Arzum’un kaç ürün kategorisi var?
6 ana kategorimiz var, üç tanesi mutfağa ait. Birincisi doğrayıcıların, mikserlerin bulunduğu gıda hazırlama; ikincisi tost makineleri ve fritözlerin bulunduğu pişirme kategorisi; üçüncüsü ise çay ve kahve makinalarının olduğu sıcak içecek hazırlama kategorisi. Diğer üç ana kategorimizi ise kişisel bakımı içeren performans kategorisi; süpürgelerin bulunduğu temizlik kategorisi ve ütü kategorisi oluşturuyor. Arzum bunların hepsinde var hatta gıda hazırlamada, saç kurutma ve pişirme alanlarında hem adette hem de ciroda pazar lideri. Bizim için çok gurur verici bir durum. Saç şekillendirmede de ikinci sıradayız şu an, yakında hem adet hem ciroda pazar lideri olmasını bekliyoruz.
Küçük ev aletleri deyince akla ilk olarak Arzum geliyor. Buradaki başarıyı nasıl yakaladınız?

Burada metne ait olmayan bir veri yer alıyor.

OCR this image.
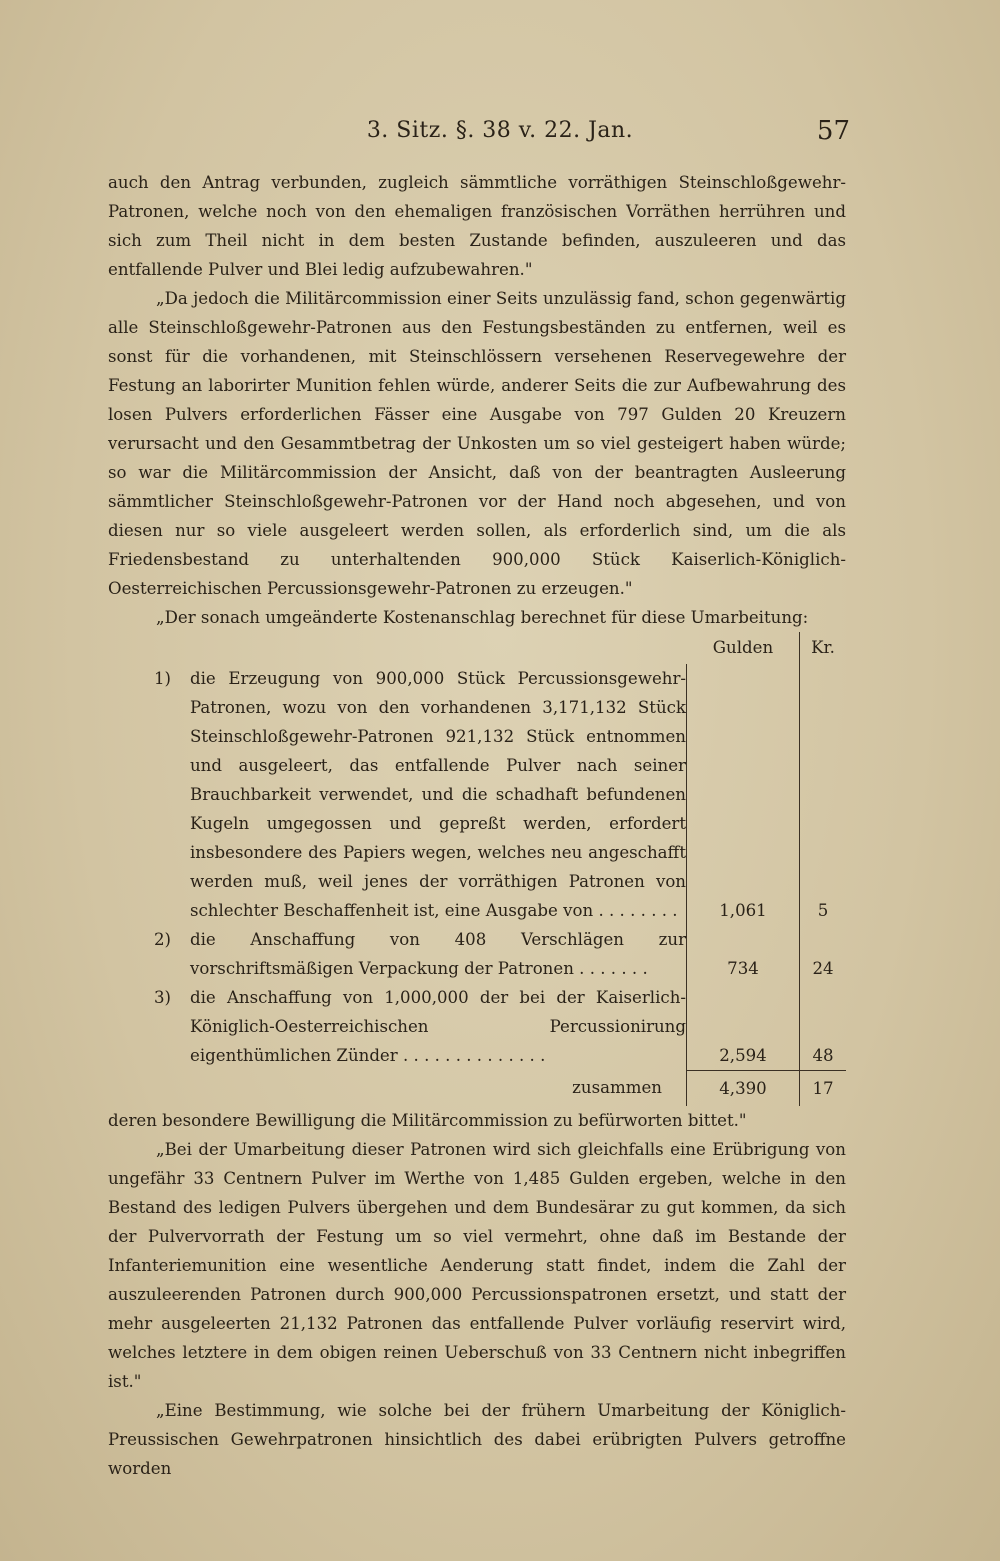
3. Sitz. §. 38 v. 22. Jan.	57

auch den Antrag verbunden, zugleich sämmtliche vorräthigen Steinschloßgewehr-Patronen, welche noch von den ehemaligen französischen Vorräthen herrühren und sich zum Theil nicht in dem besten Zustande befinden, auszuleeren und das entfallende Pulver und Blei ledig aufzubewahren."

„Da jedoch die Militärcommission einer Seits unzulässig fand, schon gegenwärtig alle Steinschloßgewehr-Patronen aus den Festungsbeständen zu entfernen, weil es sonst für die vorhandenen, mit Steinschlössern versehenen Reservegewehre der Festung an laborirter Munition fehlen würde, anderer Seits die zur Aufbewahrung des losen Pulvers erforderlichen Fässer eine Ausgabe von 797 Gulden 20 Kreuzern verursacht und den Gesammtbetrag der Unkosten um so viel gesteigert haben würde; so war die Militärcommission der Ansicht, daß von der beantragten Ausleerung sämmtlicher Steinschloßgewehr-Patronen vor der Hand noch abgesehen, und von diesen nur so viele ausgeleert werden sollen, als erforderlich sind, um die als Friedensbestand zu unterhaltenden 900,000 Stück Kaiserlich-Königlich-Oesterreichischen Percussionsgewehr-Patronen zu erzeugen."

„Der sonach umgeänderte Kostenanschlag berechnet für diese Umarbeitung:

Gulden	Kr.
1)	die Erzeugung von 900,000 Stück Percussionsgewehr-Patronen, wozu von den vorhandenen 3,171,132 Stück Steinschloßgewehr-Patronen 921,132 Stück entnommen und ausgeleert, das entfallende Pulver nach seiner Brauchbarkeit verwendet, und die schadhaft befundenen Kugeln umgegossen und gepreßt werden, erfordert insbesondere des Papiers wegen, welches neu angeschafft werden muß, weil jenes der vorräthigen Patronen von schlechter Beschaffenheit ist, eine Ausgabe von . . . . . . . .	1,061	5
2)	die Anschaffung von 408 Verschlägen zur vorschriftsmäßigen Verpackung der Patronen . . . . . . .	734	24
3)	die Anschaffung von 1,000,000 der bei der Kaiserlich-Königlich-Oesterreichischen Percussionirung eigenthümlichen Zünder . . . . . . . . . . . . . .	2,594	48
zusammen	4,390	17

deren besondere Bewilligung die Militärcommission zu befürworten bittet."

„Bei der Umarbeitung dieser Patronen wird sich gleichfalls eine Erübrigung von ungefähr 33 Centnern Pulver im Werthe von 1,485 Gulden ergeben, welche in den Bestand des ledigen Pulvers übergehen und dem Bundesärar zu gut kommen, da sich der Pulvervorrath der Festung um so viel vermehrt, ohne daß im Bestande der Infanteriemunition eine wesentliche Aenderung statt findet, indem die Zahl der auszuleerenden Patronen durch 900,000 Percussionspatronen ersetzt, und statt der mehr ausgeleerten 21,132 Patronen das entfallende Pulver vorläufig reservirt wird, welches letztere in dem obigen reinen Ueberschuß von 33 Centnern nicht inbegriffen ist."

„Eine Bestimmung, wie solche bei der frühern Umarbeitung der Königlich-Preussischen Gewehrpatronen hinsichtlich des dabei erübrigten Pulvers getroffne worden
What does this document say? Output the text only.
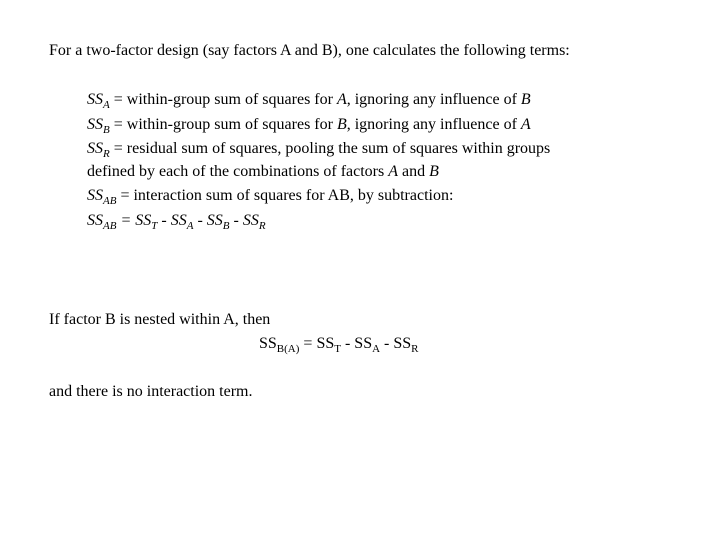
For a two-factor design (say factors A and B), one calculates the following terms:
$SS_A$ = within-group sum of squares for A, ignoring any influence of B
$SS_B$ = within-group sum of squares for B, ignoring any influence of A
$SS_R$ = residual sum of squares, pooling the sum of squares within groups
defined by each of the combinations of factors A and B
$SS_{AB}$ = interaction sum of squares for AB, by subtraction:
$SS_{AB} = SS_T - SS_A - SS_B - SS_R$
If factor B is nested within A, then
$SS_{B(A)} = SS_T - SS_A - SS_R$
and there is no interaction term.
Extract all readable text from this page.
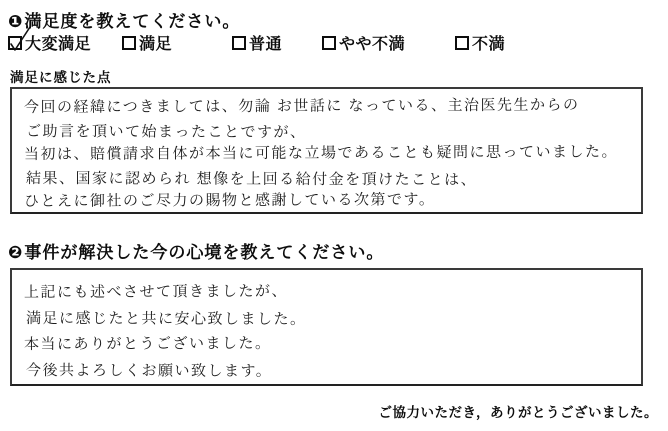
❶満足度を教えてください。
大変満足	満足	普通	やや不満	不満
満足に感じた点
今回の経緯につきましては、勿論 お世話に なっている、主治医先生からの
ご助言を頂いて始まったことですが、
当初は、賠償請求自体が本当に可能な立場であることも疑問に思っていました。
結果、国家に認められ 想像を上回る給付金を頂けたことは、
ひとえに御社のご尽力の賜物と感謝している次第です。
❷事件が解決した今の心境を教えてください。
上記にも述べさせて頂きましたが、
満足に感じたと共に安心致しました。
本当にありがとうございました。
今後共よろしくお願い致します。
ご協力いただき，ありがとうございました。
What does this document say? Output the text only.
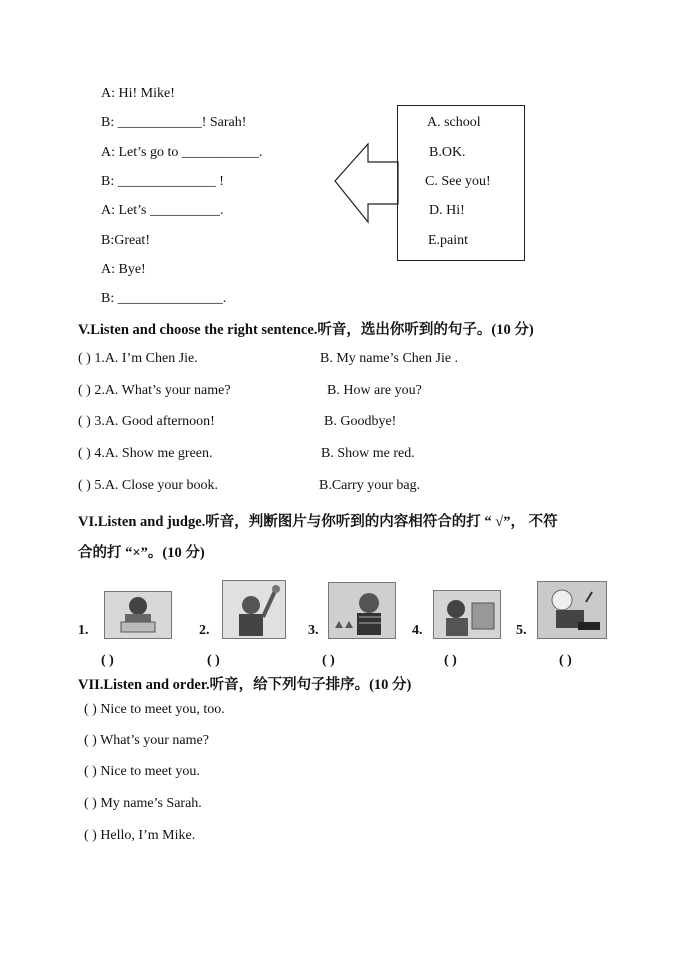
A: Hi! Mike!
B: ____________! Sarah!
A: Let’s go to ___________.
B: ______________ !
A: Let’s __________.
B:Great!
A: Bye!
B: _______________.
A. school
B.OK.
C. See you!
D. Hi!
E.paint
V.Listen and choose the right sentence.听音，选出你听到的句子。(10 分)
( ) 1.A. I’m Chen Jie.	B. My name’s Chen Jie .
( ) 2.A. What’s your name?	B. How are you?
( ) 3.A. Good afternoon!	B. Goodbye!
( ) 4.A. Show me green.	B. Show me red.
( ) 5.A. Close your book.	B.Carry your bag.
VI.Listen and judge.听音，判断图片与你听到的内容相符合的打 “ √”， 不符
合的打 “×”。(10 分)
1.	2.	3.	4.	5.
( )	( )	( )	( )	( )
VII.Listen and order.听音，给下列句子排序。(10 分)
( ) Nice to meet you, too.
( ) What’s your name?
( ) Nice to meet you.
( ) My name’s Sarah.
( ) Hello, I’m Mike.
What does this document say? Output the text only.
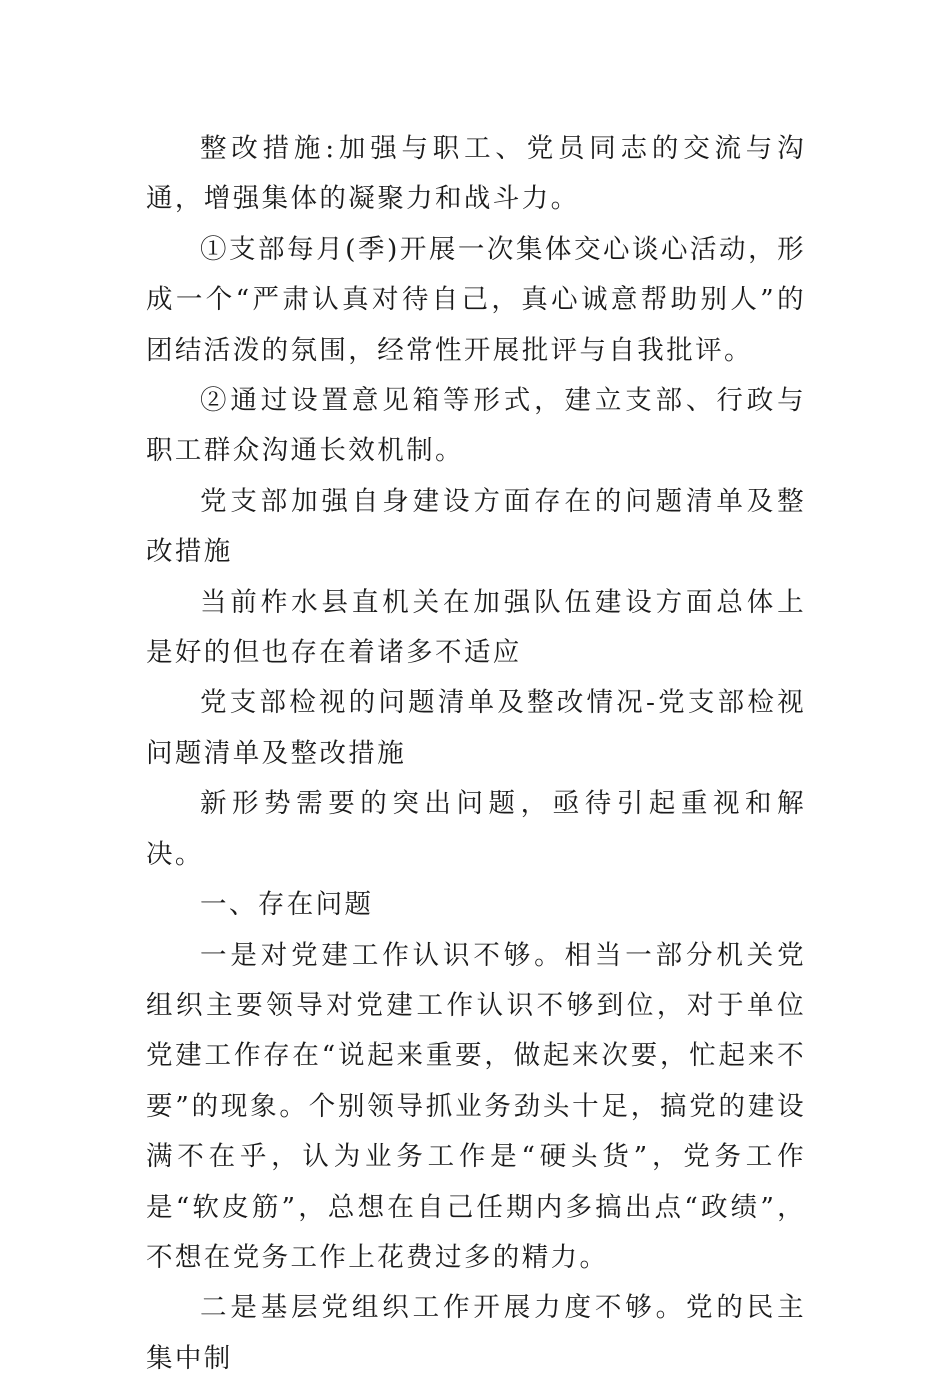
整改措施:加强与职工、党员同志的交流与沟通，增强集体的凝聚力和战斗力。

①支部每月(季)开展一次集体交心谈心活动，形成一个“严肃认真对待自己，真心诚意帮助别人”的团结活泼的氛围，经常性开展批评与自我批评。

②通过设置意见箱等形式，建立支部、行政与职工群众沟通长效机制。

党支部加强自身建设方面存在的问题清单及整改措施

当前柞水县直机关在加强队伍建设方面总体上是好的但也存在着诸多不适应

党支部检视的问题清单及整改情况-党支部检视问题清单及整改措施

新形势需要的突出问题，亟待引起重视和解决。

一、存在问题

一是对党建工作认识不够。相当一部分机关党组织主要领导对党建工作认识不够到位，对于单位党建工作存在“说起来重要，做起来次要，忙起来不要”的现象。个别领导抓业务劲头十足，搞党的建设满不在乎，认为业务工作是“硬头货”，党务工作是“软皮筋”，总想在自己任期内多搞出点“政绩”，不想在党务工作上花费过多的精力。

二是基层党组织工作开展力度不够。党的民主集中制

İstikrar çok önemli. Tüketici yapmayı vadettiğiniz şeyi sürekli yaptığınızı görmek istiyor. Samimiyeti ve o tekrarlanabilirliği de görmek istiyor. Arzum 52 yıl önce kurulmuş bir marka; tutkusu, azmi, amatör ruhla çalışması, samimiyeti 52 yıldan beri hiç değişmemiş. İlkelerini her zaman her yerde duruma göre değiştirmemiş, tüketicisine aynı duruşu sergilemiş. Yaptığımız araştırmalarda hep gördüğümüz “Ailenin markası”, “Evin kızı”, “Arzum bizim marka”, “Annemin de var benim de var” duygusundan çok memnunuz.
ARZUM, KADIN DOSTU BİR MARKA
Yeni bir ürün geliştirme öncesinden nasıl bir araştırma ve karar alma süreci izliyorsunuz?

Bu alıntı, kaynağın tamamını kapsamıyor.